JOR000 09-02-2005 05:33 AM

Is Grub necessary for Dual boot system
I have Windows Xp installed on 1 hard drive, and had suse 9.3 installed on 2nd hard drive. It all worked fine and using grub could go into either O/S. I then decided to delete suse, therefore...after a long search found out how to delete Grub so my computer would boot as an XP system again, i now want to install Ubuntu on 2nd drive, can i use the windows boot menu or will a linux boot menu be needed such as Grub.

I also have Windows (longhorn) Vista beta installed (partition on my 1st drive) so when i turn my machine on it lets me decide between XP and Vista, could i just add ubuntu to the menu.

Sorry if its confusing, many thanks


oneandoneis2 09-02-2005 05:36 AM

Windows is very self-centered & only offers Microsoft OSes as boot options.

To boot into Linux, you will need a Linux bootloader such as Grub or Lilo, either on the first drive's MBR; or on the second drive's MBR & play around with the boot order on every boot; or on a boot disk that you put in the drive when you require a Linux boot. . .

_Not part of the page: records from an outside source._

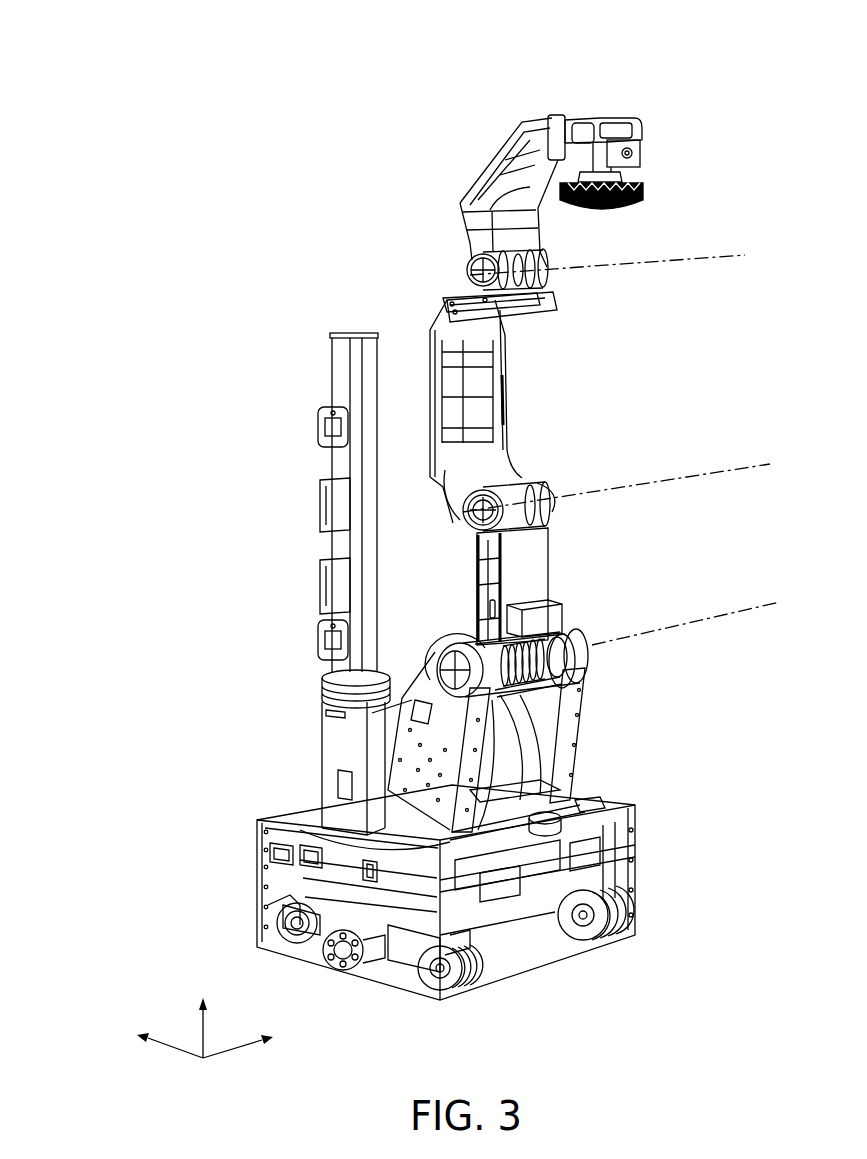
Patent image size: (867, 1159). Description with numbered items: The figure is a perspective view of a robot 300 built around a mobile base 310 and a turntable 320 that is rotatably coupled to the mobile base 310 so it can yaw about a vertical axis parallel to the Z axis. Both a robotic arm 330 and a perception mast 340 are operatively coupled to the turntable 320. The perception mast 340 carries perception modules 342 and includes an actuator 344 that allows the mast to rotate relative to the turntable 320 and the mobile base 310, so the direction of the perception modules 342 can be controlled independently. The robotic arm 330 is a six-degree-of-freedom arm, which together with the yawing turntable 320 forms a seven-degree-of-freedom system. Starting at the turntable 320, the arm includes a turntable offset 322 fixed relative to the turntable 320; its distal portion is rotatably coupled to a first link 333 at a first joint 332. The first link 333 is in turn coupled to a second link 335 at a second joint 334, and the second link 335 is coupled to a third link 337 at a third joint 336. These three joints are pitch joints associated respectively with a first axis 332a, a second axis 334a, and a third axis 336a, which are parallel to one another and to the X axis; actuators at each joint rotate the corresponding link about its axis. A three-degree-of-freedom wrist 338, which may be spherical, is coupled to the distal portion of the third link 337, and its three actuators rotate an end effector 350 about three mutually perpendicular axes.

The robot 300 is at (448, 532).
The mobile base 310 is at (511, 877).
The turntable 320 is at (630, 786).
The turntable offset 322 is at (575, 755).
The robotic arm 330 is at (547, 403).
The first joint 332 is at (622, 656).
The first axis 332a is at (730, 611).
The first link 333 is at (555, 572).
The second joint 334 is at (572, 476).
The second axis 334a is at (727, 470).
The second link 335 is at (507, 417).
The third joint 336 is at (588, 282).
The third axis 336a is at (717, 258).
The third link 337 is at (460, 192).
The wrist 338 is at (680, 136).
The end effector 350 is at (678, 193).
The perception mast 340 is at (302, 584).
The perception modules 342 is at (292, 427).
The actuator 344 is at (295, 698).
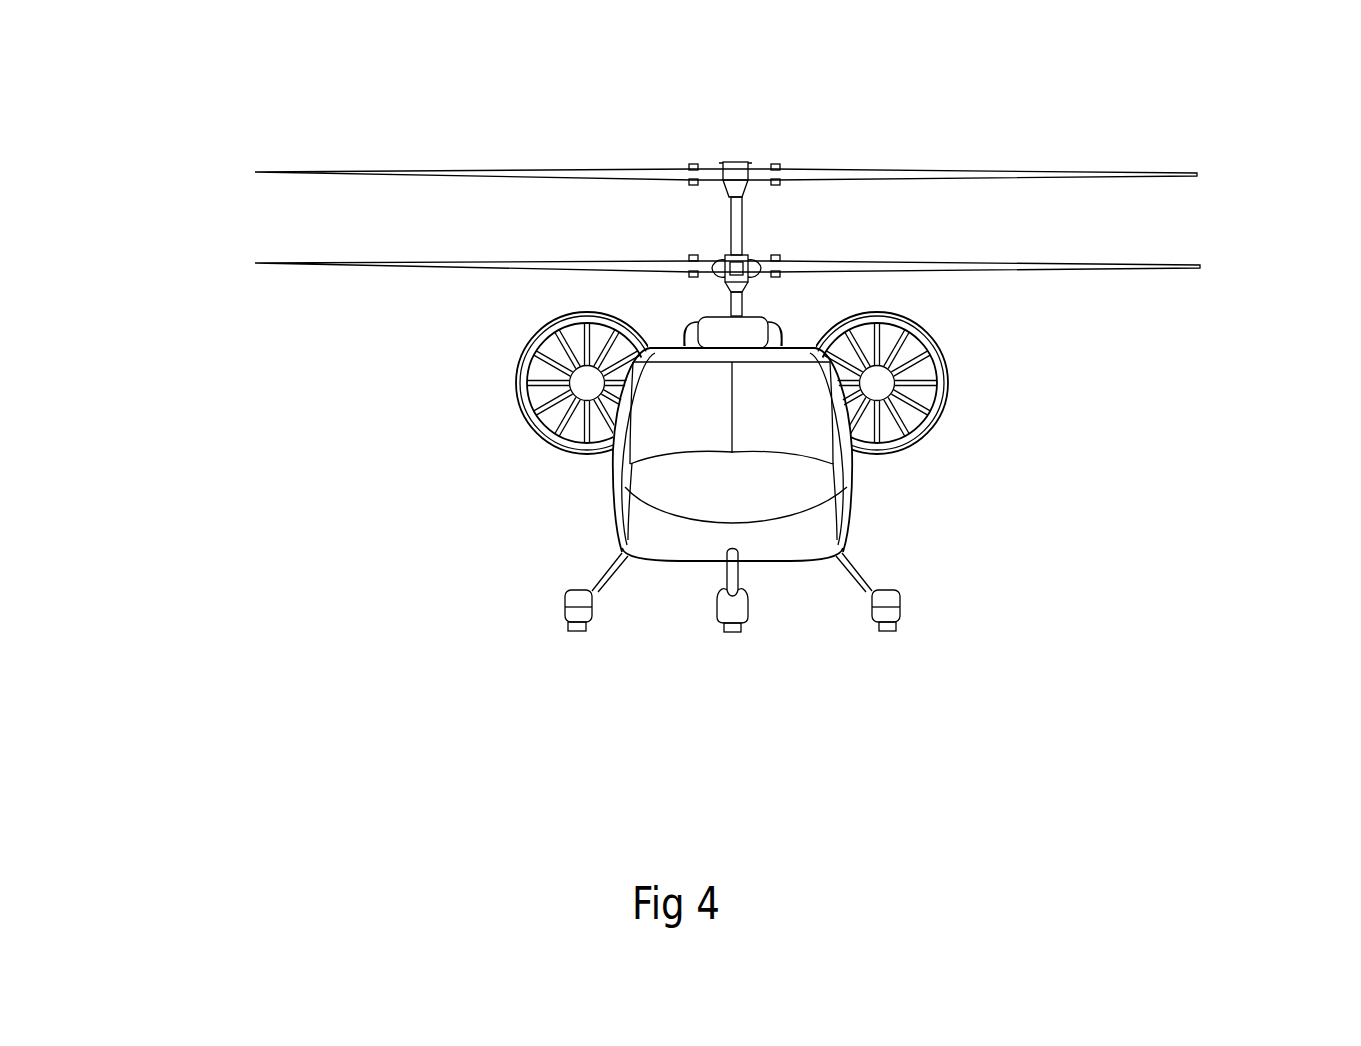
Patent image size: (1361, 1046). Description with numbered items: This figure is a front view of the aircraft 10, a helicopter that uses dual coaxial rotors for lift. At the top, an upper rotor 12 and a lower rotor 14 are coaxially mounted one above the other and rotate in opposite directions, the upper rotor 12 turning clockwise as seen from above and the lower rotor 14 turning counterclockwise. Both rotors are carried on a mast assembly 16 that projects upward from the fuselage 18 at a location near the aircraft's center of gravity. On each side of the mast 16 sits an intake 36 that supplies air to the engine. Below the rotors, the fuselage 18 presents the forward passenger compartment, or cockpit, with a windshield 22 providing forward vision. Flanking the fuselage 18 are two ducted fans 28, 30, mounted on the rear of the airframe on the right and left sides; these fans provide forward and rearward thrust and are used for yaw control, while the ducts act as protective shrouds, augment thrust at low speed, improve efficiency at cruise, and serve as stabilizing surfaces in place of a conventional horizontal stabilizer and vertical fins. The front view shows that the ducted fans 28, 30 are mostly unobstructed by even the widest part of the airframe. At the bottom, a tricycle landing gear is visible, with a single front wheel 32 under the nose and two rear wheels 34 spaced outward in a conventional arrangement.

The aircraft 10 is at (559, 37).
The upper rotor 12 is at (1258, 176).
The lower rotor 14 is at (1238, 273).
The mast assembly 16 is at (742, 240).
The fuselage 18 is at (666, 560).
The windshield 22 is at (790, 432).
The ducted fan 28 is at (946, 348).
The ducted fan 30 is at (523, 350).
The front wheel 32 is at (732, 632).
The rear wheels 34 is at (565, 622).
The intake 36 is at (694, 322).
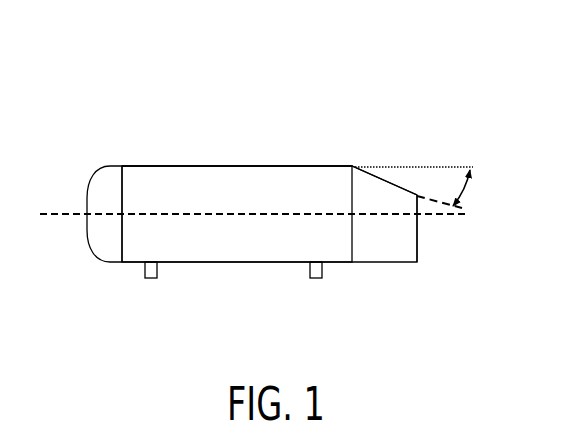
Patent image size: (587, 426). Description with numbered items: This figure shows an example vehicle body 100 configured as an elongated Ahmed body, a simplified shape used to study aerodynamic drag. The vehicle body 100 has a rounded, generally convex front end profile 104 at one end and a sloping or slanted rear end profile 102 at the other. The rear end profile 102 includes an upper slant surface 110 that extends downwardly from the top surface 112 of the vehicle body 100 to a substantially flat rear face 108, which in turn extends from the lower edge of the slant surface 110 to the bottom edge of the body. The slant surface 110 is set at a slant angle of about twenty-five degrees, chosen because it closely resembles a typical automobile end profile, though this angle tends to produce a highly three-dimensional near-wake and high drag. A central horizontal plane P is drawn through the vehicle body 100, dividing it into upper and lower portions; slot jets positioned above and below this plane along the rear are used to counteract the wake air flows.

The vehicle body 100 is at (128, 74).
The rear end profile 102 is at (287, 178).
The front end profile 104 is at (88, 203).
The rear face 108 is at (418, 240).
The slant surface 110 is at (402, 187).
The top surface 112 is at (166, 166).
The central horizontal plane P is at (69, 215).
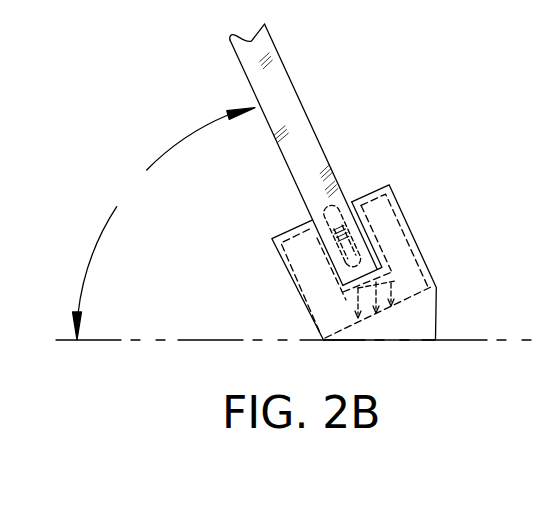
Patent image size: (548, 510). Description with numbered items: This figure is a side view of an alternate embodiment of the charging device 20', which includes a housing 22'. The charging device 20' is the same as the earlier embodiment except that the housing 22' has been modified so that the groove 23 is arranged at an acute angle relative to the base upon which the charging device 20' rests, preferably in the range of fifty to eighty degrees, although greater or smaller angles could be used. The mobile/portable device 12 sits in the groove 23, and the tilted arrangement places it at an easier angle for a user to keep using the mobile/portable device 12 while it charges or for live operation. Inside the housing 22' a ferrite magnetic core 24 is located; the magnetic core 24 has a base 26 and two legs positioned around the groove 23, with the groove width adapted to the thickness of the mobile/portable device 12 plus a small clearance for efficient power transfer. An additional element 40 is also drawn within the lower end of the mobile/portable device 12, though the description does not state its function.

The mobile/portable device 12 is at (278, 88).
The insert element within rod end 40 is at (340, 190).
The groove 23 is at (343, 203).
The magnetic core 24 is at (403, 208).
The base 26 is at (398, 281).
The charging device 20' is at (402, 262).
The housing 22' is at (298, 360).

acid_kewpie 09-02-2005 05:37 AM

I haven't a clue how M$'s shitty bootloader works, but generally you would install grub onto the boot partition of linux rather than the MBR itself (i.e. hda1 and not hda) then you would just chain from the other bootloader which is in the MBR. Grub rocks though...

JOR000 09-02-2005 05:43 AM

Cheeers for the quick reply

so basically, i should just install ubuntu with the linux boot loader like i had it before, and worry about getting it off when it comes to it?


syg00 09-02-2005 06:12 AM

I gather Vista has a new loader - haven't (and probably won't) tried it, so treat the following with appropriate caution.

Seems you *need* the new BOOTMGR - even if you fixmbr/fixboot from XP, you (apparently) need the new ntldr if you want to boot Vista.

Sooo ......
My recommendation would be to instruct Ubuntu (if you can) to install to a partition rather than MBR (of any disk). Then copy the boot sector record across to the M$oft system partition (presumably Vistas), and update boot.ini to add the option to boot Linux.
Believe it or not, acid_kewpie said *exactly* the same thing .... ;)

saikee 09-02-2005 10:05 AM

Not a fan of MS myself but I would defend the NT boot loader NTLDR by confirming that it boots Linux just as Linux boots Windows.

Multi-booting in NT versions of Windows is possible but a bit involved. One need to amend the hidden file boot.ini the same way one would modify Grub's /boot/grub/menu.lst or Lilo's /etc/lilo.conf for inclusion of the additional booting choices. However NT boot loader likes to round up all the booting code at the sector 0 of every system you want to boot and places them inside its "C" drive. It is a pain in the arxe as Linux can do this very easily but it can't write on a NTFS partition. One can't amend boot.ini while running XP/Win2k because it is a system security issue and needs to do it in command prompt, etc etc.

The worst part of it is NTLRD can only cope with 10 systems the last time I strectched it. Even Lilo can do 15 and sky is the limit for Grub (possibly limited by Linux's maximum 255 raw devices in practical term)

I don't have the new WIndows version to try it out but judging from this thread it is the same NT boot loader to me.

If one intalls a Linux boot loader in MBR to boot a NTLDR and the latter also multiboot two Windows it will work just fine.

Technically Grub doesn't boot Windows. It boots its NT boot loader. That is why Grub can boot all the systems, including those haven't been invented yet for the PC. Kind of a queer statement but that is how Grub works.

sundialsvcs 09-02-2005 01:28 PM

I definitely would use grub. This loader runs first, lets you choose which system to run, and hands-off control to NT's loader if you select it. This is much more flexible and can even be used if you're building multiple test-versions of NT on the same machine.

The grub documentation is quite thorough.